Para os Estados Unidos sai mais barato o ferro que recebem do Brasil ou da Venezuela do que o ferro que extraem de seu próprio subsolo.
O petróleo é, com o gás natural, o principal combustível dos países que põem em marcha o mundo contemporâneo, uma matéria-prima de crescente importância para a indústria química e o material estratégicos primordial para as atividades militares.
A febre da independência fervia em terras hispano-americanas. A partir de 1810, Londres aplicou uma política ziguezagueante e dúplice, cujas flutuações obedeceram à necessidade de favorecer o comercio inglês, impedir que a América Latina pudesse cair em mãos norte-americanas ou francesas e prevenir uma possível infecção de jacobismo dos novos países que nasciam para a liberdade.
A Guerra da Tríplice Aliança contra o Paraguai aniquilou a única experiência, com êxito, de desenvolvimento independente.
A invasão foi financiada, do começo ao fim, pelo Banco de Londres, a casa Baring Brothers e o banco Rothschild, em empréstimos com juros leoninos que hipotecaram o destino dos países vencedores.
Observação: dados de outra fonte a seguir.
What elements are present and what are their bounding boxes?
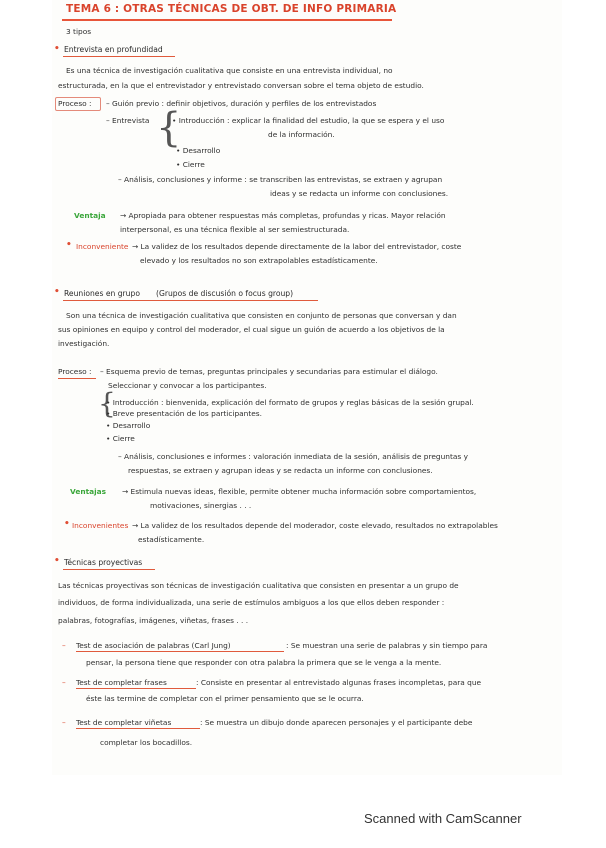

Os capitalistas norte-americanos se concentram, na América Latina, mais agudamente que nos próprios Estados Unidos; um punhado de empresas controla a imensa maioria das inversões.
Os Estados Unidos, que empregam um vasto sistema protecionista – taxas, cotas, subsídios internos – já mais mereceram a menor observação do FMI. Em compensação, com a América Latina, foi inflexível: é para isso que existe.
Levando muitos dólares do que trazem, as empresas contribuem para aguçar a crônica fome de divisas da região; os países “beneficiados” se descapitalizam ao invés de se capitalizarem.
O capitalismo de nossos dias exibe, em seu centro universal de poder, uma identidade evidente dos monopólios privados e do aparato estatal.
V – METODOLOGIA DA AUTORIA
O autor utiliza o método dedutivo, recorrendo aos procedimentos analíticos e interpretativos fornecidos pela sociologia e antropologia. A modalidade é especifica, intensiva e analítica.
VI – QUADRO DE REFERÊNCIA DA AUTORIA
O autor dispôs de inúmeras fontes de pesquisa, inclusive in loco, as quais tem suas referências citadas ao rodapé das paginas que acompanham as citações e menções a fatos históricos no decorrer da leitura.
VII – QUADRO DE REFERÊNCIA DO RESENHISTA
HOBSBAWM, Eric J. A Era das Revoluções: Europa 1789-1848, 9ª ed. Rio de Janeiro: Paz e Terra, 1994.
FREITAS, Marcos Cezar de.Historiografia Brasileira em Perspectiva. São Paulo: Editora Contexto, 1998.
ADAS, Melhem. A Fome: crise ou escândalo? São Paulo: moderna, 1988.
WILSON, Edmund. Rumo a Estação Finlândia, 9ª ed. São Paulo: companhia das Letras, 1986.
CLASTRES, Pierre. A Sociedade Contra o Estado. Rio de Janeiro: Francisco Alves, 1978.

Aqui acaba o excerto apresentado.